Trackage / pathos

0 stars 0 forks source link

find paths #2

Open mdsumner opened 7 years ago

mdsumner commented 7 years ago

find_paths has a reasonable stab at building paths from a set of segments. It's slow, but a doomed attempt at vectorization was exciting until it became clear that it worked only because the test set was actually ordered ... so, yeah.

C++ would speed up "cycles()", but it's not really all that slow it's just icky.

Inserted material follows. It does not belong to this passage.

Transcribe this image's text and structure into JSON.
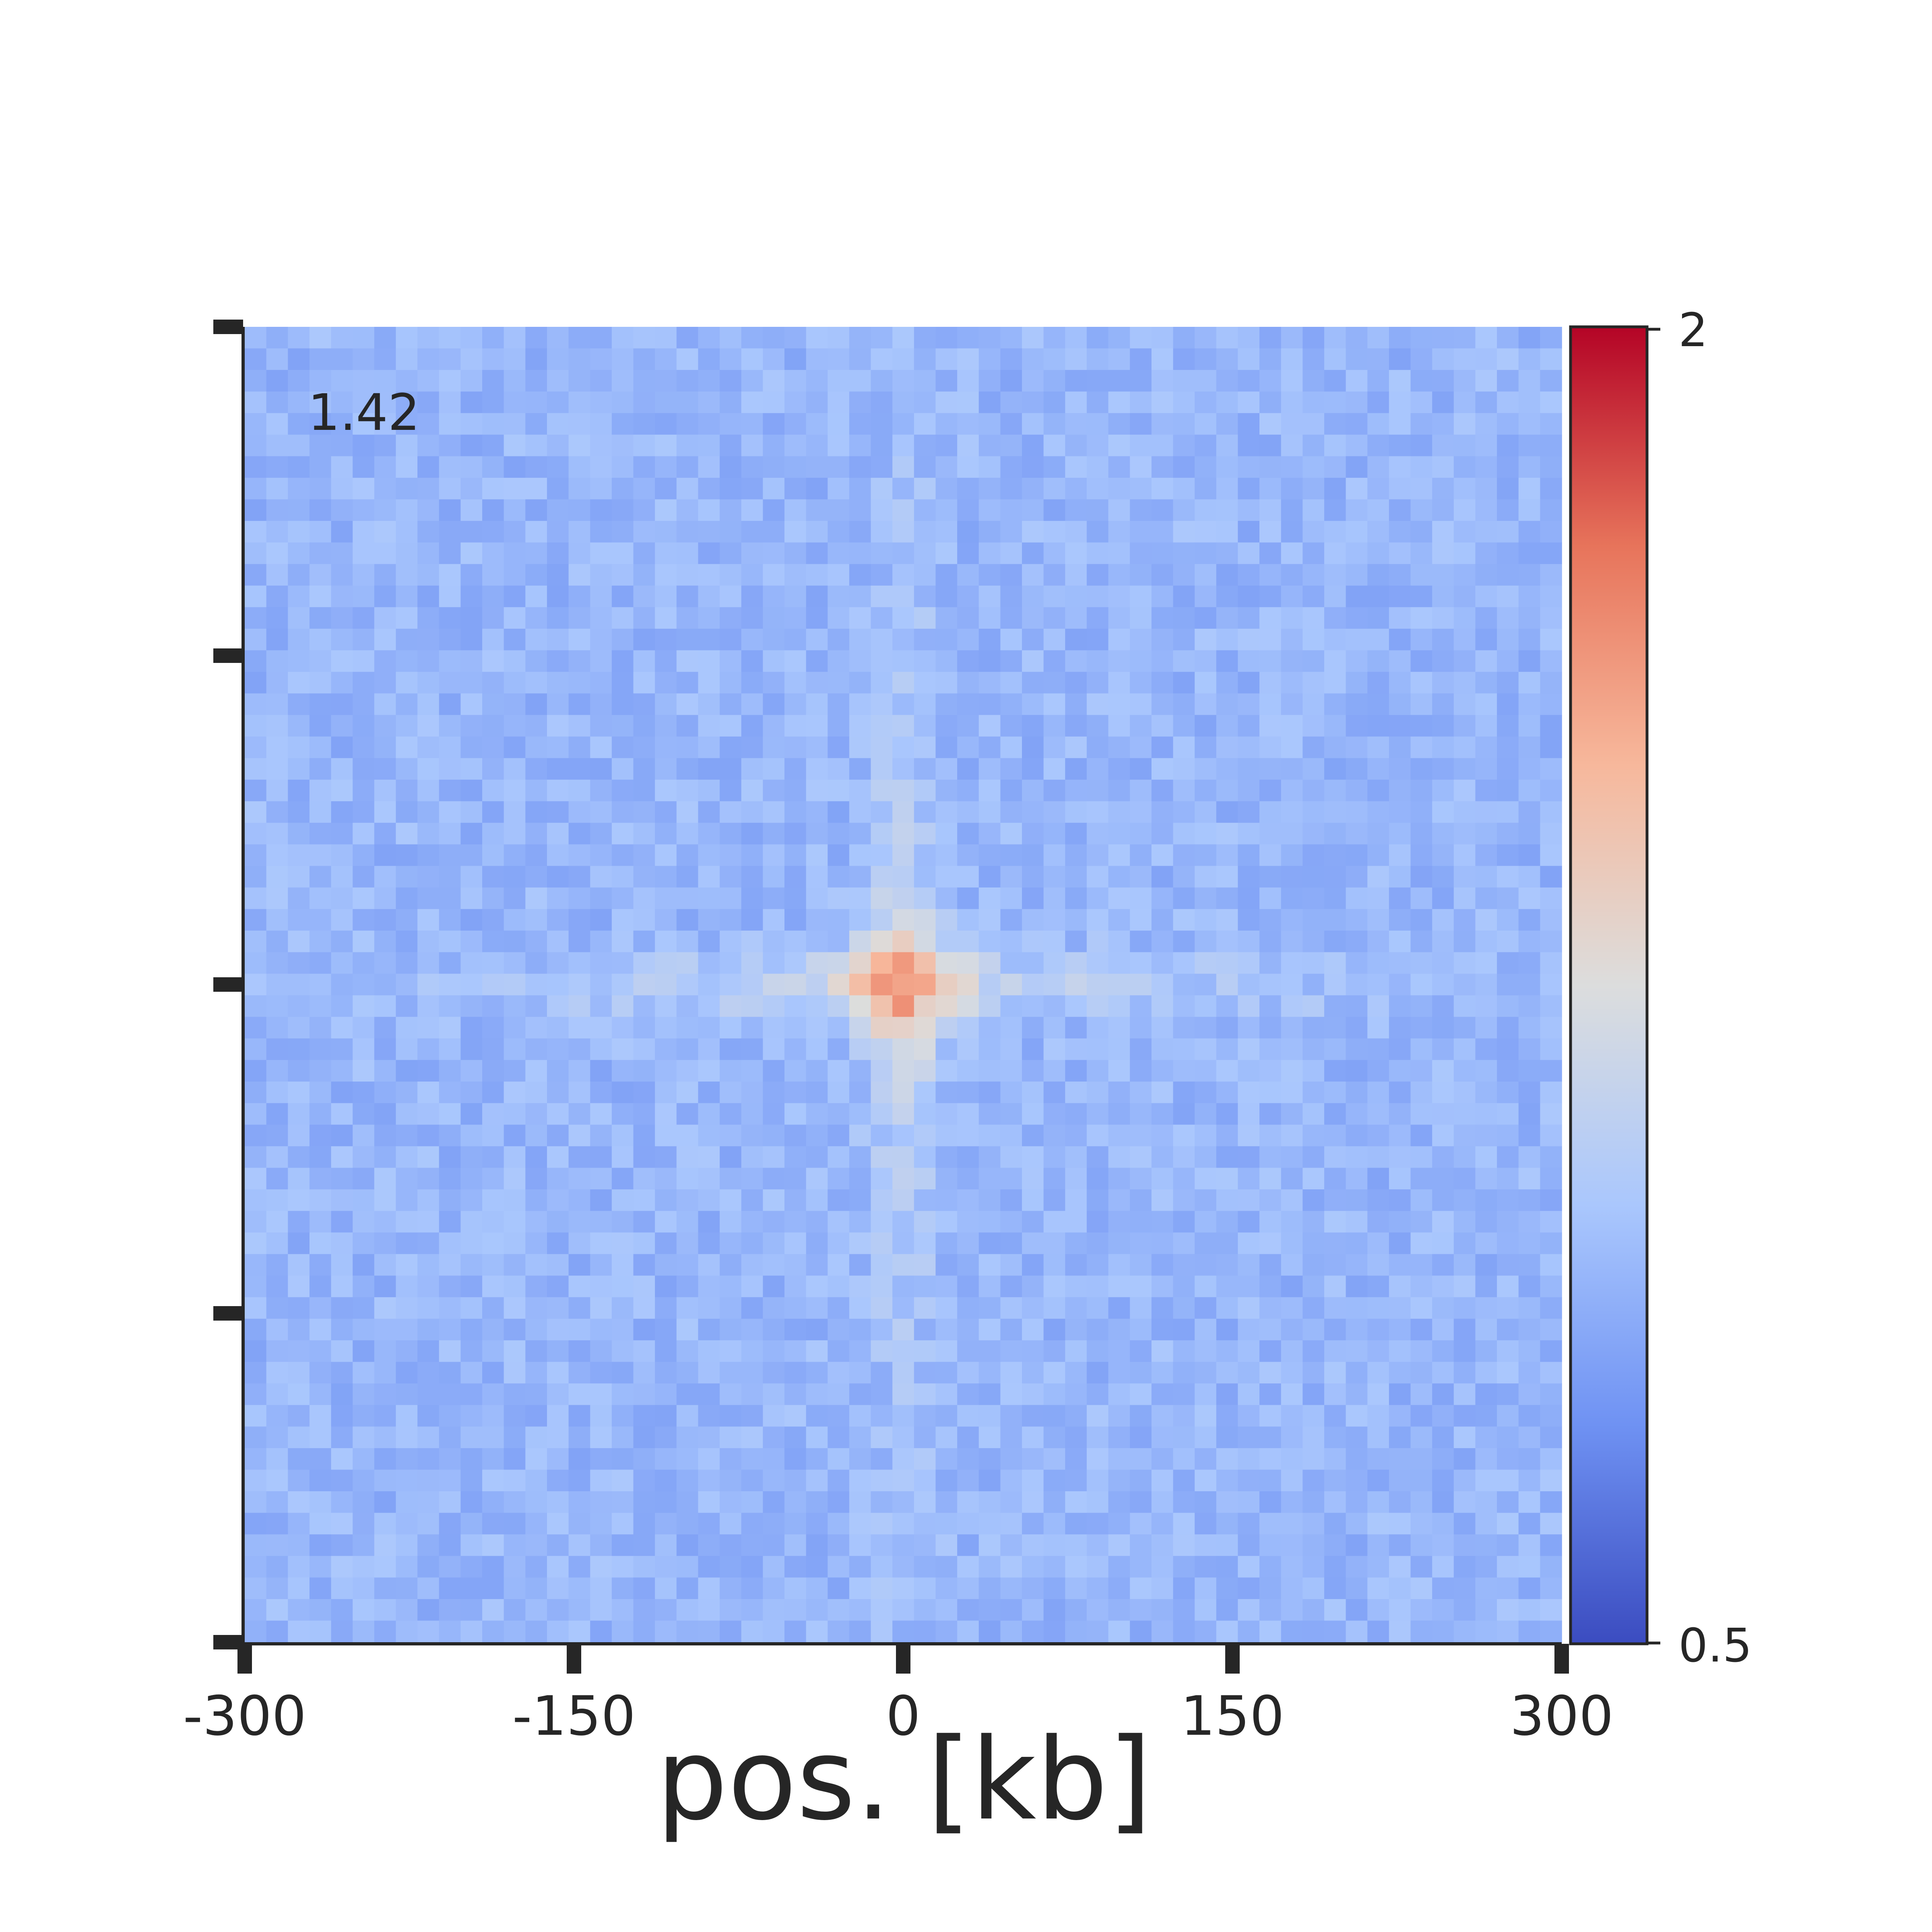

Test on a really big data set.

Finding paths from segments is good for "removing internal boundaries", that simple features doesn't like, and for being able to do segmenty things with 1D topologies.

mdsumner commented 7 years ago

Package datastructures might help

mdsumner commented 7 years ago

Seems to:

## try using hash to insert the result as we go (or an env?)
hash_scan <- function(edges) {
  seen <- rep(FALSE, nrow(edges))
  v <- edges[[1]]
  j <- 0
  cycles <- list()
  while(!all(seen)) {
    f <- hashmap("character", "character")
    f <- insert(f, edges[[1]][!seen], edges[[2]][!seen])

   i <- 0
   l <- list()
   this <- start <- edges[[1]][!seen][1]
   repeat({
    i <- i + 1
    this <- get(f, this)
    l[[i]] <- this
    #print(i)
    if (this == start) break; 
   })
   seen[v %in% unlist(l)] <- TRUE
   j <- j + 1
   cycles[[j]] <- unlist(l)

  }
 bind_rows(lapply(cycles, function(x) tibble(index = x)), .id = "path")

}
mdsumner commented 7 years ago

This should work as pointed out by @mpadge

ggm::fundCycles(igraph::as_adj(igraph::graph_from_data_frame(edges)))

But, as_adj returns a sparse matrix and ggm wants an full matrix, so this would be prohibitive. Perhaps the ggm logic can be applied to the sparse graph?

mpadge commented 7 years ago

@mdsumner i've actually got a find paths routine buried amongst lots of code here and here - crib away to your heart's content. My use-case is a series of user-specified segments hypothesised to contain a closed path, so I first find the longest path that can connect all segments, then find the shortest path through that sequence. You likely only want the latter, and that's the easy bit, and is mostly just the connect_highways() function.

mdsumner commented 7 years ago

Nice! That's a good idea, I'll explore those. I'm messing around with Atlantis model geometry at the moment, it's a doubly-connected-edge-list, where the faces (segments) and the boxes (the polygons) are both first class entities, and they need to be interpreted with extension into depth independently as "ribbons" and "volumes", primarily for flux across faces (e.g. ocean current transport between boxes) as well as mass box properties (temperature, salinity). The exact same path/segment flip is required since the entities use a single "vertex pool", and this is directly relevant to animal tracking, integration with remote sensing and ocean/atmosphere models. At root it's a discrete vs. continuous distinction, basically requiring identity and structure at "sub-feature" levels. (QGIS calls this "geometry generators").

I hope together we can help identify some of these common patterns and get them appropriately elevated into the basic toolkit.